At least once during the therapy period I will meet with Dr. Grasso and tell him how it's going. This is in addition to seeing him next Thursday for outpatient surgery to get the porta-cath that has been approved too.
When the five weeks are up, I will have five to six weeks of no therapy at all to both let the chemo and radiation finish their job and to build my strength back up before the big surgery; the tumor will be removed. That is roughly the first week or two of November. I will be in the hospital for a week and I'm making it known again I expect visitors to keep me company!

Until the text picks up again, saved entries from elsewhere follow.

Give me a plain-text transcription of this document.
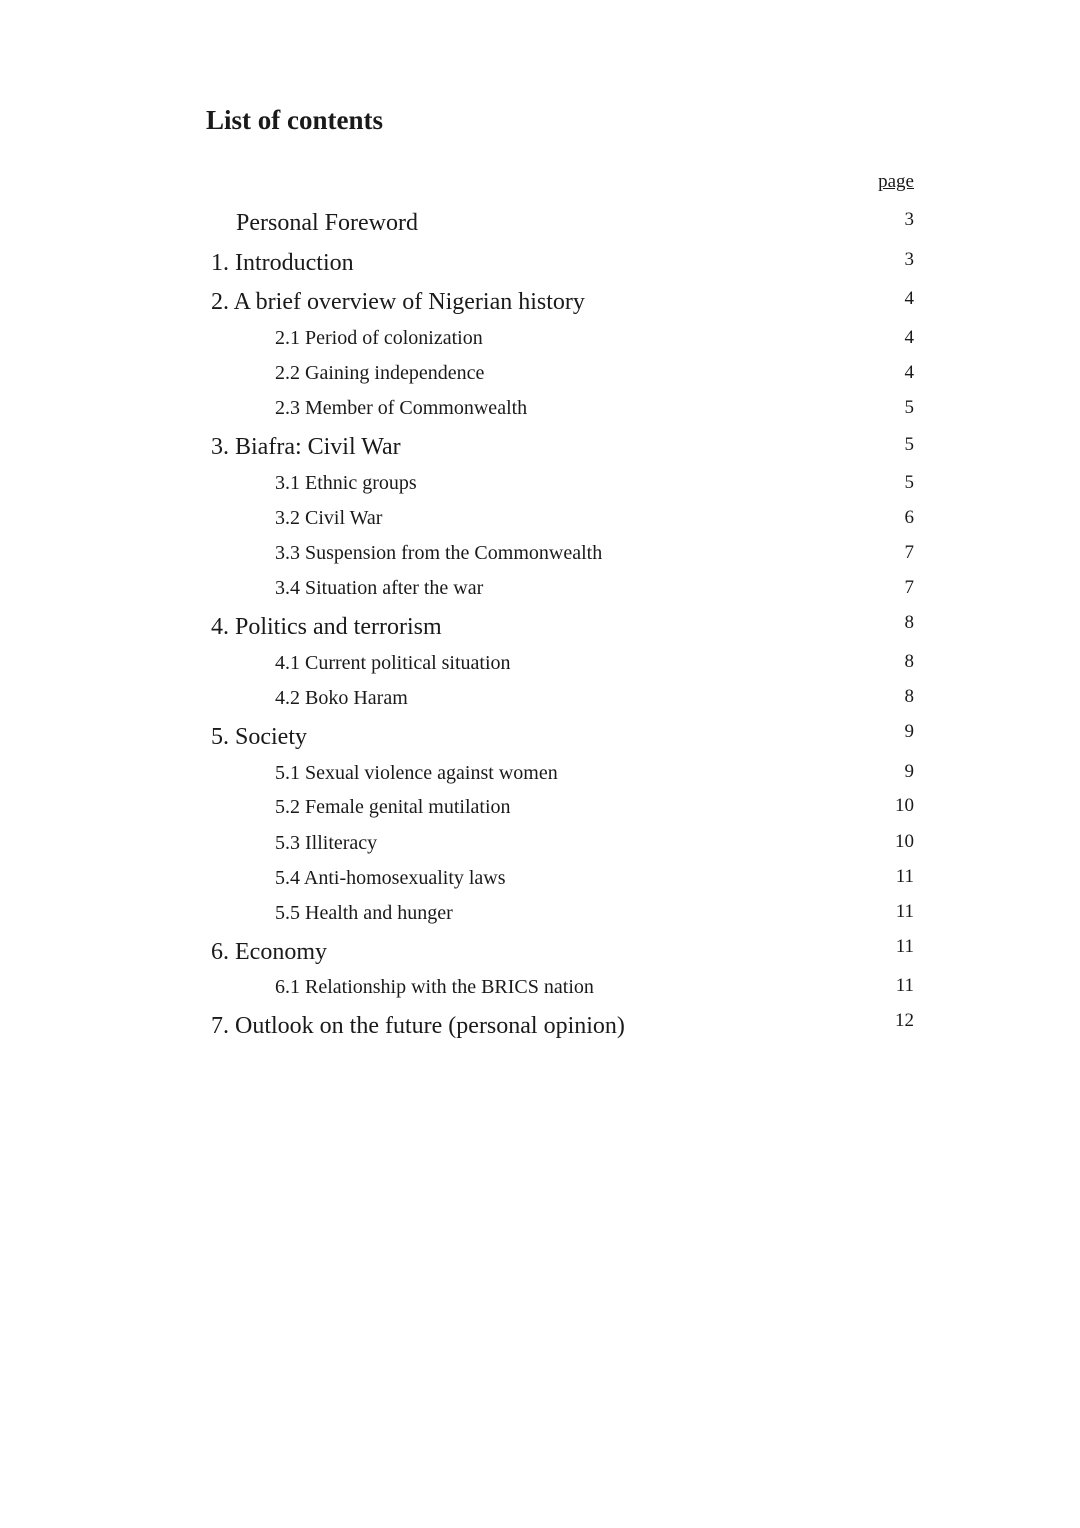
List of contents
page
Personal Foreword	3
1. Introduction	3
2. A brief overview of Nigerian history	4
2.1 Period of colonization	4
2.2 Gaining independence	4
2.3 Member of Commonwealth	5
3. Biafra: Civil War	5
3.1 Ethnic groups	5
3.2 Civil War	6
3.3 Suspension from the Commonwealth	7
3.4 Situation after the war	7
4. Politics and terrorism	8
4.1 Current political situation	8
4.2 Boko Haram	8
5. Society	9
5.1 Sexual violence against women	9
5.2 Female genital mutilation	10
5.3 Illiteracy	10
5.4 Anti-homosexuality laws	11
5.5 Health and hunger	11
6. Economy	11
6.1 Relationship with the BRICS nation	11
7. Outlook on the future (personal opinion)	12
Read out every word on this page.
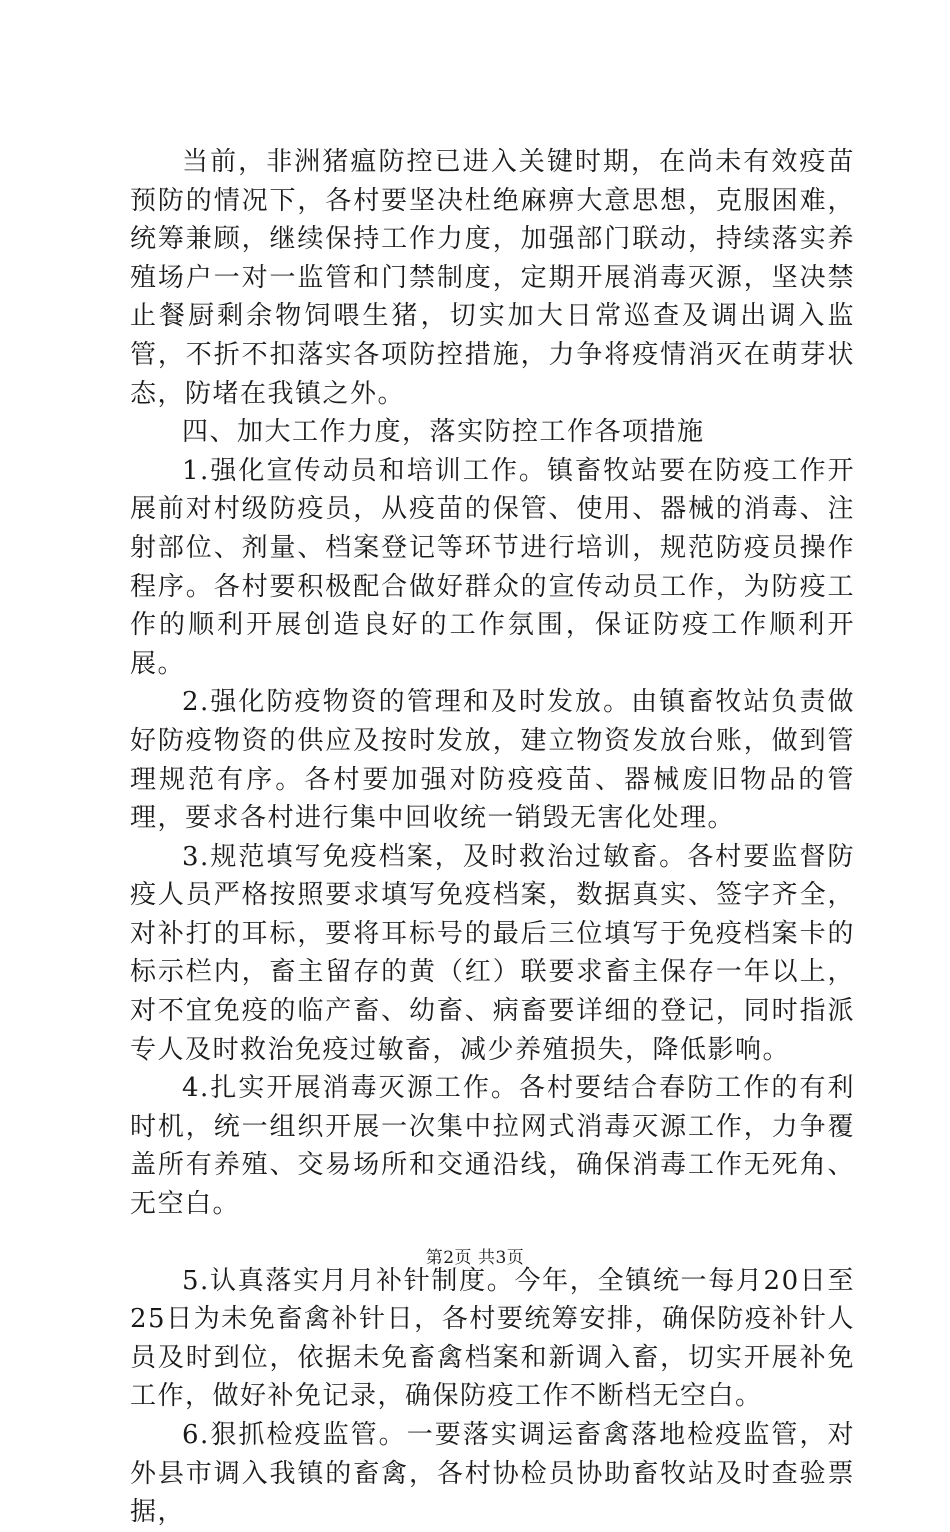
当前，非洲猪瘟防控已进入关键时期，在尚未有效疫苗预防的情况下，各村要坚决杜绝麻痹大意思想，克服困难，统筹兼顾，继续保持工作力度，加强部门联动，持续落实养殖场户一对一监管和门禁制度，定期开展消毒灭源，坚决禁止餐厨剩余物饲喂生猪，切实加大日常巡查及调出调入监管，不折不扣落实各项防控措施，力争将疫情消灭在萌芽状态，防堵在我镇之外。

四、加大工作力度，落实防控工作各项措施

1.强化宣传动员和培训工作。镇畜牧站要在防疫工作开展前对村级防疫员，从疫苗的保管、使用、器械的消毒、注射部位、剂量、档案登记等环节进行培训，规范防疫员操作程序。各村要积极配合做好群众的宣传动员工作，为防疫工作的顺利开展创造良好的工作氛围，保证防疫工作顺利开展。

2.强化防疫物资的管理和及时发放。由镇畜牧站负责做好防疫物资的供应及按时发放，建立物资发放台账，做到管理规范有序。各村要加强对防疫疫苗、器械废旧物品的管理，要求各村进行集中回收统一销毁无害化处理。

3.规范填写免疫档案，及时救治过敏畜。各村要监督防疫人员严格按照要求填写免疫档案，数据真实、签字齐全，对补打的耳标，要将耳标号的最后三位填写于免疫档案卡的标示栏内，畜主留存的黄（红）联要求畜主保存一年以上，对不宜免疫的临产畜、幼畜、病畜要详细的登记，同时指派专人及时救治免疫过敏畜，减少养殖损失，降低影响。

4.扎实开展消毒灭源工作。各村要结合春防工作的有利时机，统一组织开展一次集中拉网式消毒灭源工作，力争覆盖所有养殖、交易场所和交通沿线，确保消毒工作无死角、无空白。

5.认真落实月月补针制度。今年，全镇统一每月20日至25日为未免畜禽补针日，各村要统筹安排，确保防疫补针人员及时到位，依据未免畜禽档案和新调入畜，切实开展补免工作，做好补免记录，确保防疫工作不断档无空白。

6.狠抓检疫监管。一要落实调运畜禽落地检疫监管，对外县市调入我镇的畜禽，各村协检员协助畜牧站及时查验票据，

第2页 共3页
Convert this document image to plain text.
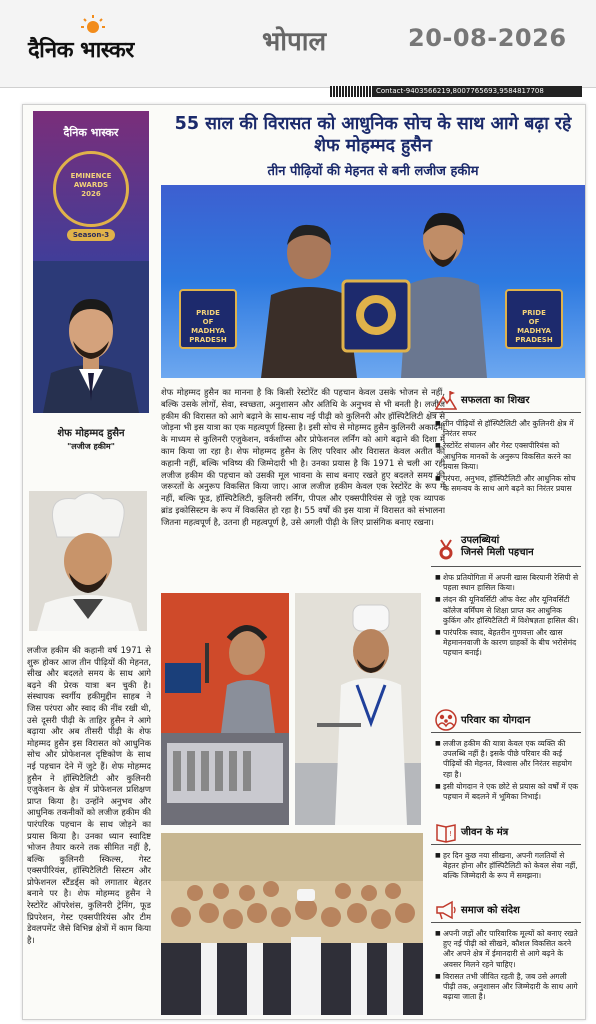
दैनिक भास्कर	भोपाल	20-08-2026
Contact-9403566219,8007765693,9584817708
दैनिक भास्कर
EMINENCE
AWARDS
2026
Season-3
शेफ मोहम्मद हुसैन
"लजीज हकीम"
लजीज हकीम की कहानी वर्ष 1971 से शुरू होकर आज तीन पीढ़ियों की मेहनत, सीख और बदलते समय के साथ आगे बढ़ने की प्रेरक यात्रा बन चुकी है। संस्थापक स्वर्गीय हकीमुद्दीन साहब ने जिस परंपरा और स्वाद की नींव रखी थी, उसे दूसरी पीढ़ी के ताहिर हुसैन ने आगे बढ़ाया और अब तीसरी पीढ़ी के शेफ मोहम्मद हुसैन इस विरासत को आधुनिक सोच और प्रोफेशनल दृष्टिकोण के साथ नई पहचान देने में जुटे हैं। शेफ मोहम्मद हुसैन ने हॉस्पिटैलिटी और कुलिनरी एजुकेशन के क्षेत्र में प्रोफेशनल प्रशिक्षण प्राप्त किया है। उन्होंने अनुभव और आधुनिक तकनीकों को लजीज हकीम की पारंपरिक पहचान के साथ जोड़ने का प्रयास किया है। उनका ध्यान स्वादिष्ट भोजन तैयार करने तक सीमित नहीं है, बल्कि कुलिनरी स्किल्स, गेस्ट एक्सपीरियंस, हॉस्पिटैलिटी सिस्टम और प्रोफेशनल स्टैंडर्ड्स को लगातार बेहतर बनाने पर है। शेफ मोहम्मद हुसैन ने रेस्टोरेंट ऑपरेशंस, कुलिनरी ट्रेनिंग, फूड प्रिपरेशन, गेस्ट एक्सपीरियंस और टीम डेवलपमेंट जैसे विभिन्न क्षेत्रों में काम किया है।
55 साल की विरासत को आधुनिक सोच के साथ आगे बढ़ा रहे शेफ मोहम्मद हुसैन
तीन पीढ़ियों की मेहनत से बनी लजीज हकीम
PRIDE
OF
MADHYA PRADESH
PRIDE
OF
MADHYA PRADESH
शेफ मोहम्मद हुसैन का मानना है कि किसी रेस्टोरेंट की पहचान केवल उसके भोजन से नहीं, बल्कि उसके लोगों, सेवा, स्वच्छता, अनुशासन और अतिथि के अनुभव से भी बनती है। लजीज हकीम की विरासत को आगे बढ़ाने के साथ-साथ नई पीढ़ी को कुलिनरी और हॉस्पिटैलिटी क्षेत्र से जोड़ना भी इस यात्रा का एक महत्वपूर्ण हिस्सा है। इसी सोच से मोहम्मद हुसैन कुलिनरी अकादमी के माध्यम से कुलिनरी एजुकेशन, वर्कशॉप्स और प्रोफेशनल लर्निंग को आगे बढ़ाने की दिशा में काम किया जा रहा है। शेफ मोहम्मद हुसैन के लिए परिवार और विरासत केवल अतीत की कहानी नहीं, बल्कि भविष्य की जिम्मेदारी भी है। उनका प्रयास है कि 1971 से चली आ रही लजीज हकीम की पहचान को उसकी मूल भावना के साथ बनाए रखते हुए बदलते समय की जरूरतों के अनुरूप विकसित किया जाए। आज लजीज हकीम केवल एक रेस्टोरेंट के रूप में नहीं, बल्कि फूड, हॉस्पिटैलिटी, कुलिनरी लर्निंग, पीपल और एक्सपीरियंस से जुड़े एक व्यापक ब्रांड इकोसिस्टम के रूप में विकसित हो रहा है। 55 वर्षों की इस यात्रा में विरासत को संभालना जितना महत्वपूर्ण है, उतना ही महत्वपूर्ण है, उसे अगली पीढ़ी के लिए प्रासंगिक बनाए रखना।
सफलता का शिखर
■ तीन पीढ़ियों से हॉस्पिटैलिटी और कुलिनरी क्षेत्र में निरंतर सफर
■ रेस्टोरेंट संचालन और गेस्ट एक्सपीरियंस को आधुनिक मानकों के अनुरूप विकसित करने का प्रयास किया।
■ परंपरा, अनुभव, हॉस्पिटैलिटी और आधुनिक सोच के समन्वय के साथ आगे बढ़ने का निरंतर प्रयास
उपलब्धियां
जिनसे मिली पहचान
■ शेफ प्रतियोगिता में अपनी खास बिरयानी रेसिपी से पहला स्थान हासिल किया।
■ लंदन की यूनिवर्सिटी ऑफ वेस्ट और यूनिवर्सिटी कॉलेज बर्मिंघम से शिक्षा प्राप्त कर आधुनिक कुकिंग और हॉस्पिटैलिटी में विशेषज्ञता हासिल की।
■ पारंपरिक स्वाद, बेहतरीन गुणवत्ता और खास मेहमाननवाजी के कारण ग्राहकों के बीच भरोसेमंद पहचान बनाई।
परिवार का योगदान
■ लजीज हकीम की यात्रा केवल एक व्यक्ति की उपलब्धि नहीं है। इसके पीछे परिवार की कई पीढ़ियों की मेहनत, विश्वास और निरंतर सहयोग रहा है।
■ इसी योगदान ने एक छोटे से प्रयास को वर्षों में एक पहचान में बदलने में भूमिका निभाई।
! जीवन के मंत्र
■ हर दिन कुछ नया सीखना, अपनी गलतियों से बेहतर होना और हॉस्पिटैलिटी को केवल सेवा नहीं, बल्कि जिम्मेदारी के रूप में समझना।
समाज को संदेश
■ अपनी जड़ों और पारिवारिक मूल्यों को बनाए रखते हुए नई पीढ़ी को सीखने, कौशल विकसित करने और अपने क्षेत्र में ईमानदारी से आगे बढ़ने के अवसर मिलने रहने चाहिए।
■ विरासत तभी जीवित रहती है, जब उसे अगली पीढ़ी तक, अनुशासन और जिम्मेदारी के साथ आगे बढ़ाया जाता है।
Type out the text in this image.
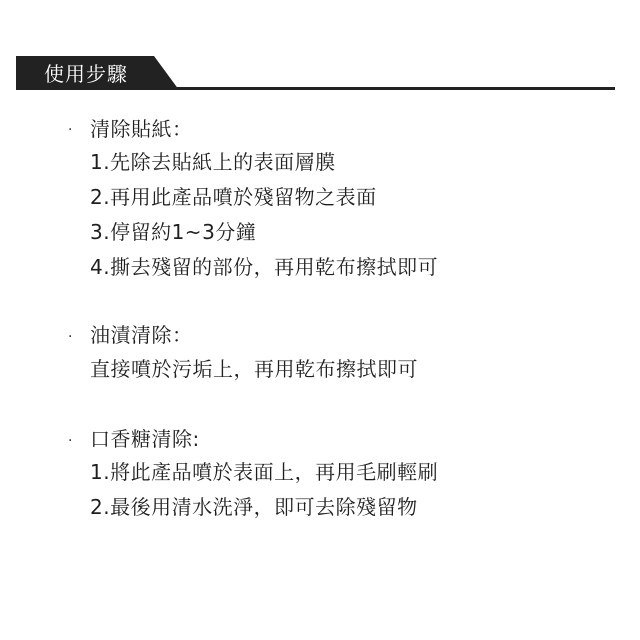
使用步驟
· 清除貼紙：
1.先除去貼紙上的表面層膜
2.再用此產品噴於殘留物之表面
3.停留約1~3分鐘
4.撕去殘留的部份，再用乾布擦拭即可
· 油漬清除：
直接噴於污垢上，再用乾布擦拭即可
· 口香糖清除:
1.將此產品噴於表面上，再用毛刷輕刷
2.最後用清水洗淨，即可去除殘留物
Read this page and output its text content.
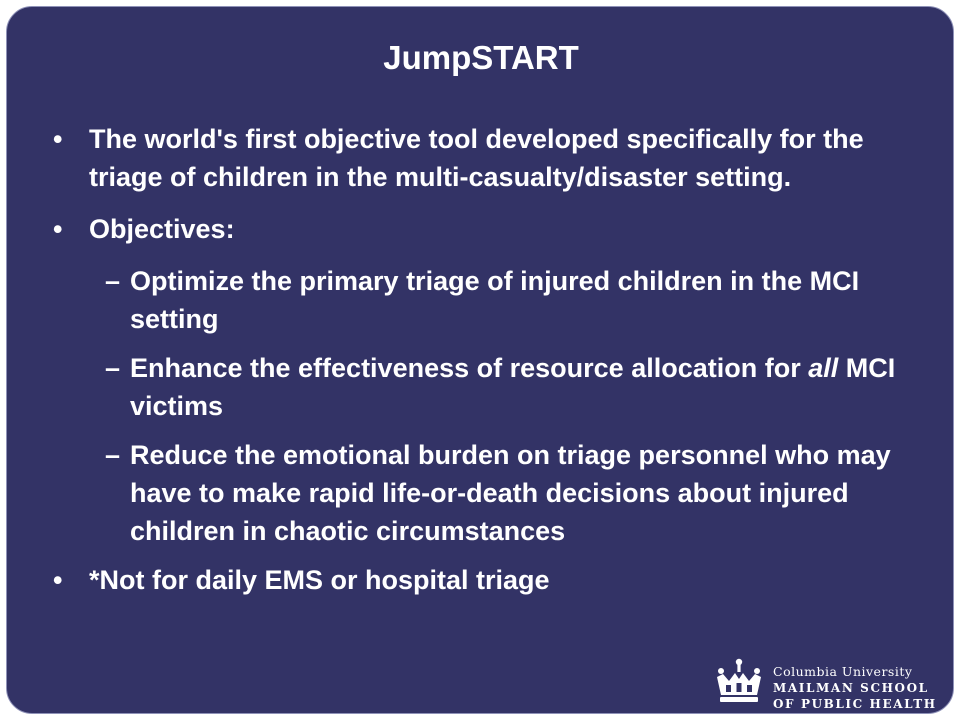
JumpSTART
• The world's first objective tool developed specifically for the triage of children in the multi-casualty/disaster setting.
• Objectives:
– Optimize the primary triage of injured children in the MCI setting
– Enhance the effectiveness of resource allocation for all MCI victims
– Reduce the emotional burden on triage personnel who may have to make rapid life-or-death decisions about injured children in chaotic circumstances
• *Not for daily EMS or hospital triage
Columbia University
MAILMAN SCHOOL
OF PUBLIC HEALTH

I asked Dr. Cheston if there might be other people a little further along than I am who would be willing to talk to me about how they're doing. In return, if there are others coming behind me with the same kind of diagnosis and want to talk to someone, I'd be happy to volunteer. My Dad has been leaning on me to meet some fellows from church but I just think this is the wrong time to be trying to make new friends; at least friends whom aren't where Jody and I are at now. If anything, I think it may be most helpful both for me and maybe for someone else to be relating on this most serious of issues. I think I can help better that way and I also think I may be helped better too. I just feel that may be a way I might be needed while this is going on.
Meanwhile, more and more love keeps showing up in the mailbox and I thank you all for it. Today, the DHL truck dropped off an odd box labeled 'live plants' and 'this end up' on the outside. In the box I found a bonsai wine grape vine from California. It is remarkably cool and I think it may even produce grapes! I did not know whom it had been sent by until I found a little card in the elaborate box from some of Jody's old cronies at SPS; one fo the first companies she worked for full-time after the series of independent gigs she was doing when we got married. I will try to find a way to send my thanks back to them and to everyone else this evening too. I need to get some stationery...
Please, keep praying for both of us. Twice now I've asked Jody feeling I may have not been taking this seriously enough or that my optimism has been naive. I know this is Doubt and Fear trying to weasel their way back in. Jody is also going to need hands to replace mine as I get even weaker this next month. If anyone is especially handy with bathroom grout and caulk we could really use some help getting our master shower back on line again!
PS - yes, Beth, I do sudoku! I am about a third finished with a book of games Jody got me... I like the difficult level!